Environmental groups are pressing Yukos to avoid the area by building the pipeline to the north of Lake Baikal, but the detour would raise the project's price by at least 50 percent, rusenergy.com said. The project is already suffering from higher costs due to China's insistence on skirting Mongolia for security reasons, a choice that adds 170 kilometers to the route.

Although the Natural Resources Ministry seems to have taken a stand on pipeline safeguards, other government attitudes are unclear. Last week, the official Russian news agency RIA-Novosti reported that the draft pipeline plans had been sent back "to be streamlined," without explaining the issues.

Amirkhanov's announcement came one day after President Vladimir Putin's trip last week to Beijing, apparently to avoid bad news at the summit. Although the pipeline has been the subject of accords since 1999, neither Putin nor President Jiang Zemin mentioned it directly during the visit.

Despite earlier predictions that a deal for the project would be reached at the summit, "The Wall Street Journal" quoted an official from China National Petroleum Corporation as saying that no contract will be signed "in the near term." The official cited difficulties in negotiating with Russia and unresolved issues related to drilling, financing and the size of oil reserves. Pipeline construction was scheduled to start next summer but may be delayed.

Trust still seems to be one of several problems on both sides of the border. A huge gas pipeline project from the Irkutsk region to China faces similar delays. The role of Transneft has also posed a continuing challenge. The monopoly has persisted in promoting rival plans for the Siberian oil. It prefers to build a more costly pipeline to the eastern port of Nakhodka to reach other markets, rather than relying on China.

But the environment may also be emerging as a larger issue throughout the region as it tries to increase energy exports in all directions at once.

Earlier this month in the Caucasus, the U.S-backed Baku-Tbilisi-Ceyhan pipeline from the Caspian to the Mediterranean Sea survived a similar environmental challenge after Georgia approved a route that runs 15 kilometers from the Borjomi Gorge, a valued source of mineral water. Developers appear to have prevailed, in part, by promising to use pipe nearly 20 millimeters thick. The project is due to start in the spring.

Elsewhere, Spain is still struggling to contain the damage from last month's sinking of the 26-year-old "Prestige" tanker off its coast with 77,000 tons of heavy Russian oil.

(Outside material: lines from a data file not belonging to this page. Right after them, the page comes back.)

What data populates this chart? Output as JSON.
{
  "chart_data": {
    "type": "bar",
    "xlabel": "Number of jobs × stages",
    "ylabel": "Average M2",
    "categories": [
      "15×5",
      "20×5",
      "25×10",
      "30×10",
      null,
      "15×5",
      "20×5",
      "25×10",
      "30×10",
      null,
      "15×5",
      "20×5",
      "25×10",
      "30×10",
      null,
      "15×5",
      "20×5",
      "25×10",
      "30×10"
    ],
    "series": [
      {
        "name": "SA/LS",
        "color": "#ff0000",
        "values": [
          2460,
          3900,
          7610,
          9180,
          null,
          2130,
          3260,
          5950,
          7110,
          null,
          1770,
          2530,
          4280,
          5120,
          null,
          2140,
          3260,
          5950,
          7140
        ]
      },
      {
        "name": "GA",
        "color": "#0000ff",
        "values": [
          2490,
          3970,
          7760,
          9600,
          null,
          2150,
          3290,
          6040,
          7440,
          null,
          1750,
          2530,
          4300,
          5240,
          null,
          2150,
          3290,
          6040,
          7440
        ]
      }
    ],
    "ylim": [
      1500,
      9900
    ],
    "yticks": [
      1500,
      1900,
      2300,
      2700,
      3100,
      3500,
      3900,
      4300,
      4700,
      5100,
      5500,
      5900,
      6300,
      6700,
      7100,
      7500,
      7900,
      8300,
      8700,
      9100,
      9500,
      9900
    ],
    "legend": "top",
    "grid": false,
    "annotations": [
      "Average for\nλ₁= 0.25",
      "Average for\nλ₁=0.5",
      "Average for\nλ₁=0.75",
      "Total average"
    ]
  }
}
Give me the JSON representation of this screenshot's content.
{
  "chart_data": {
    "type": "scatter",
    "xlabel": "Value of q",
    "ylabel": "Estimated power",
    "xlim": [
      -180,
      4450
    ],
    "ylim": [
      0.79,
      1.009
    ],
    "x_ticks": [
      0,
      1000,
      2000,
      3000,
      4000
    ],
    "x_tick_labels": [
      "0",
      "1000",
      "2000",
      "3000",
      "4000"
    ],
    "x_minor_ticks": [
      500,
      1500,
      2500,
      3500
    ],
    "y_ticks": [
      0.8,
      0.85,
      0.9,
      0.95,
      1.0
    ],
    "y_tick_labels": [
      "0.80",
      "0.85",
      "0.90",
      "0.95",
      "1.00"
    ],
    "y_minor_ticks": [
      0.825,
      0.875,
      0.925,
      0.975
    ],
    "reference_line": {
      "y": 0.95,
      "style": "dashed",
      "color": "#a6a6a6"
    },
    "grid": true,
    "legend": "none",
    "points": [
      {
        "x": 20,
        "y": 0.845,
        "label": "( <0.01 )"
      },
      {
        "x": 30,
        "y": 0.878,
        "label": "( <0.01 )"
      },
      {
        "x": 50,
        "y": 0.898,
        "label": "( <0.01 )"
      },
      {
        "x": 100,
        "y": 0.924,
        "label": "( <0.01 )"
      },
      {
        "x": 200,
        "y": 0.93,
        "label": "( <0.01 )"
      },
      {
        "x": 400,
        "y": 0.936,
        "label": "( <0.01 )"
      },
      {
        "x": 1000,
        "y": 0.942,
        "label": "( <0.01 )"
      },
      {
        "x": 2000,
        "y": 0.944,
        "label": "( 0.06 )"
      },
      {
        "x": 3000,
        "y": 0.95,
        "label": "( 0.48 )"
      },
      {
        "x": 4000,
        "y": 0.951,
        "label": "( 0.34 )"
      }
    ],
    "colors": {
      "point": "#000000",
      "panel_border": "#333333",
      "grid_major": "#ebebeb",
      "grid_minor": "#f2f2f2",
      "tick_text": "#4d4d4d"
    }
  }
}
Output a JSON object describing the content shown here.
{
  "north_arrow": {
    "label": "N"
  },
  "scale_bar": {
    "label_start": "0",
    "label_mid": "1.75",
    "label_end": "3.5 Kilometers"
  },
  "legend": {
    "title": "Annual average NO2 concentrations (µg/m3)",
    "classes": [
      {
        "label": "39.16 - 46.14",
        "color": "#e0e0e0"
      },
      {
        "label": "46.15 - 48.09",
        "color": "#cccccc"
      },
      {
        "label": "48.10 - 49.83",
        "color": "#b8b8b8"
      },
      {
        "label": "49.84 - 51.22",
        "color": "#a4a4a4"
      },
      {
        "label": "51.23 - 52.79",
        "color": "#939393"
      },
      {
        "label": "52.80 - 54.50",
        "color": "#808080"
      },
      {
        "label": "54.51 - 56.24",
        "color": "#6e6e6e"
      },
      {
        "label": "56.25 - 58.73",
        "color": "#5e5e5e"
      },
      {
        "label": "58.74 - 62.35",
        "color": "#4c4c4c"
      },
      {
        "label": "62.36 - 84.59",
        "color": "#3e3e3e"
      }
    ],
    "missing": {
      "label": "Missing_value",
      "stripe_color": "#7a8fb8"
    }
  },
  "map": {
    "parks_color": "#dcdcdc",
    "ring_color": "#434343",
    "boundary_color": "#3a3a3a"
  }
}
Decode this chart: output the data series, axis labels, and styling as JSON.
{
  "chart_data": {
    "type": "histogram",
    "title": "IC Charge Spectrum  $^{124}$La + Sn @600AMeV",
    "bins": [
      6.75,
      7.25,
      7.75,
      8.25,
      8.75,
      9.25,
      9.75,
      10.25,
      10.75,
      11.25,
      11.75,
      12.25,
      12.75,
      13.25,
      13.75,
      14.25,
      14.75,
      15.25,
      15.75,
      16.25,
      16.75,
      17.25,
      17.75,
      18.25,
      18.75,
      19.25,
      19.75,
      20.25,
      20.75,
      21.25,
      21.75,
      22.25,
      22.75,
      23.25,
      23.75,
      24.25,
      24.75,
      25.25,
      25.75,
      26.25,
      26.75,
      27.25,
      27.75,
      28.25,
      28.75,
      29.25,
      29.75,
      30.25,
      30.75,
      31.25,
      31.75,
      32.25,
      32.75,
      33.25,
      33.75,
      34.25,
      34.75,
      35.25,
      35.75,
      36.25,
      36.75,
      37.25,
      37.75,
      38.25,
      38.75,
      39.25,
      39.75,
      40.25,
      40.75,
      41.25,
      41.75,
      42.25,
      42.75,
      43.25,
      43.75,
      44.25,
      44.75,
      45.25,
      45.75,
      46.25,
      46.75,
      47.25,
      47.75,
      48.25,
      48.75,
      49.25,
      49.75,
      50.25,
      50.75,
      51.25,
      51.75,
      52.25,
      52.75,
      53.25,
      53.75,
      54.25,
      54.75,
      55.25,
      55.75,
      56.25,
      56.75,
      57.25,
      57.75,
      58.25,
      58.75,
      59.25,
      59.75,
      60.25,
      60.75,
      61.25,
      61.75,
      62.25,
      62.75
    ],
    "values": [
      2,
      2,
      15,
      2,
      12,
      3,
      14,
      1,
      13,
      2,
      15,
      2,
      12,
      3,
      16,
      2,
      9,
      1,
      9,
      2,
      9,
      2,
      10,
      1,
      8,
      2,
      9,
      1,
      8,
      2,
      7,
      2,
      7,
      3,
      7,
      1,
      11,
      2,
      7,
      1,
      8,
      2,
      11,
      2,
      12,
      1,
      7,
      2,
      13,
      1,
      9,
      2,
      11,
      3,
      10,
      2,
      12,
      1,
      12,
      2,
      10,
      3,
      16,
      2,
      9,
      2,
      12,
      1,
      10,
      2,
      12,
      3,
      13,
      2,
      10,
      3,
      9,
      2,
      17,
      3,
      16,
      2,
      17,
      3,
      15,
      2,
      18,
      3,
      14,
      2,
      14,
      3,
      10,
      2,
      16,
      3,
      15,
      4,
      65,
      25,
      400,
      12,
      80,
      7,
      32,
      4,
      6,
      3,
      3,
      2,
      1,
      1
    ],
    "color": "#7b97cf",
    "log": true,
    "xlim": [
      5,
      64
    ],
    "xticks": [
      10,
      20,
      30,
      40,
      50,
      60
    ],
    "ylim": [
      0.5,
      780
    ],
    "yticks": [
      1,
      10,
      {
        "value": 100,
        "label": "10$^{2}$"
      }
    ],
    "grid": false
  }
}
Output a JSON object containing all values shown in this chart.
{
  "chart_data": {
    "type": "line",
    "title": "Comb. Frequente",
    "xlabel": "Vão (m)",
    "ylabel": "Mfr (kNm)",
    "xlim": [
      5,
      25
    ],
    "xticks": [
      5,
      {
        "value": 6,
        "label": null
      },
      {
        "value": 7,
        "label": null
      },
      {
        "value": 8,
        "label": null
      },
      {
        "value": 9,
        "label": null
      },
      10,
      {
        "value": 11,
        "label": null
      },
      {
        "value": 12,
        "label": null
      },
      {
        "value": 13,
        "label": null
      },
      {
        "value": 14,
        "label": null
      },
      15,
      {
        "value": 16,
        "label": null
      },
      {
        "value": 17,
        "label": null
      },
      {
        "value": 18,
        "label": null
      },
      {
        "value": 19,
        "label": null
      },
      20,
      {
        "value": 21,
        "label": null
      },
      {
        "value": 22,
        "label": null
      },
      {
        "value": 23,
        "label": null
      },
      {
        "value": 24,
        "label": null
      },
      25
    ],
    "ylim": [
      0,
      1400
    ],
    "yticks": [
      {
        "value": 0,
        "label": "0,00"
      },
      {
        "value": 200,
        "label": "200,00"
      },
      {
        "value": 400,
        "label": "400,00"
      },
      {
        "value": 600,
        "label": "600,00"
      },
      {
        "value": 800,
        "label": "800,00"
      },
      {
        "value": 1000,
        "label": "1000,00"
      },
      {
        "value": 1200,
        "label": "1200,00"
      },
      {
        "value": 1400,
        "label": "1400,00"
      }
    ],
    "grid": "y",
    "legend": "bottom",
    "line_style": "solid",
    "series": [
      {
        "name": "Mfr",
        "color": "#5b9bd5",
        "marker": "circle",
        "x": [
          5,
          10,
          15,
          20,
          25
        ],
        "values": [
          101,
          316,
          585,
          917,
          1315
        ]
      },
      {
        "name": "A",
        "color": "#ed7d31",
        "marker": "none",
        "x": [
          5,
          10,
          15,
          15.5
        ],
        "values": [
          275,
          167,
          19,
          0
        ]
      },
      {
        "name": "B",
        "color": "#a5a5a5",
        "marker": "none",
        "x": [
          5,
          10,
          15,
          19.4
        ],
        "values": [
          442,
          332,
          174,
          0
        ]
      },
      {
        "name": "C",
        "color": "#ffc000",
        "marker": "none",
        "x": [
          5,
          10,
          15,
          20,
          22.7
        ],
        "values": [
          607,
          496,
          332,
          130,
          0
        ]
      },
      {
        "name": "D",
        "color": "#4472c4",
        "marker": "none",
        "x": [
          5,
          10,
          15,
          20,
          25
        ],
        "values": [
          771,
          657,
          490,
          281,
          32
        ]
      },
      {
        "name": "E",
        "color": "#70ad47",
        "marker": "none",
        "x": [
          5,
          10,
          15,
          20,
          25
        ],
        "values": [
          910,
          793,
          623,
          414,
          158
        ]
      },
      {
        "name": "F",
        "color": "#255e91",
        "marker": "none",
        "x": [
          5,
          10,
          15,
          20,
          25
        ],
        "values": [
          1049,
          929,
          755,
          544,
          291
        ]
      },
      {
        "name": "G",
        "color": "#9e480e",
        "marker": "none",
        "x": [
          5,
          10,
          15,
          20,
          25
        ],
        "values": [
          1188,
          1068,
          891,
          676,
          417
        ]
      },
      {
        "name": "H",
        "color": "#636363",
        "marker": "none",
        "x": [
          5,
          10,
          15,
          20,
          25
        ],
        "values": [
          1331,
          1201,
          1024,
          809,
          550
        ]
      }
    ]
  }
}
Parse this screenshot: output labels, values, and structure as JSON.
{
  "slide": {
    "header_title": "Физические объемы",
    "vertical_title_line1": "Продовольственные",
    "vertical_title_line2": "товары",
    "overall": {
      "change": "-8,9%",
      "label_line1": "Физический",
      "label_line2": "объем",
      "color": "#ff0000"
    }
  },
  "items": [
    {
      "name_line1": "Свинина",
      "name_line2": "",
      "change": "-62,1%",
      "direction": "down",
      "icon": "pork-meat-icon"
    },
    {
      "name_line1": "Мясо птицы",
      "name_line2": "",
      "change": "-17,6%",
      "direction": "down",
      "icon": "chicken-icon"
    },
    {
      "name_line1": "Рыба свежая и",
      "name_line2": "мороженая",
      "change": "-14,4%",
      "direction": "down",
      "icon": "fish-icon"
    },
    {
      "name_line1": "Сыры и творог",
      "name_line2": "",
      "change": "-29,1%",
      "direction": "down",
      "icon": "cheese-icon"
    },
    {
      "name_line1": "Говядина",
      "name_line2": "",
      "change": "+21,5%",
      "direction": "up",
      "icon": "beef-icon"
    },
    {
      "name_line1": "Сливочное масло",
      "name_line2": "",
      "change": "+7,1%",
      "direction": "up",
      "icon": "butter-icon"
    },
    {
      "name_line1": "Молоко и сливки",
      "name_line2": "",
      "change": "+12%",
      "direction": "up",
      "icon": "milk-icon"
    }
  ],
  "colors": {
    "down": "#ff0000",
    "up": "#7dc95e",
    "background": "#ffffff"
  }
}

On 8 December, Madrid said it feared that the spill could turn into a "Spanish Chornobyl," the London-based "Financial Times" reported. Several European countries have since banned single-hulled tankers from their waters, raising the cost of reaching Western markets.

Turkey's new navigation rules in the crowded Bosporus this year have also slowed oil traffic, particularly from Russia and Kazakhstan, raising the pressure for Baku-Tbilisi-Ceyhan. Ironically, the overland route that Turkey has promoted as an improvement has faced its own environmental concerns.

But the resistance to pipeline plans in Irkutsk comes from within Russia itself, perhaps signaling that the country's environmental movement will play a more critical role. The coming months may prove whether the drive for energy exports is more powerful or whether Russia will pay more to promote exports and the environment at the same time.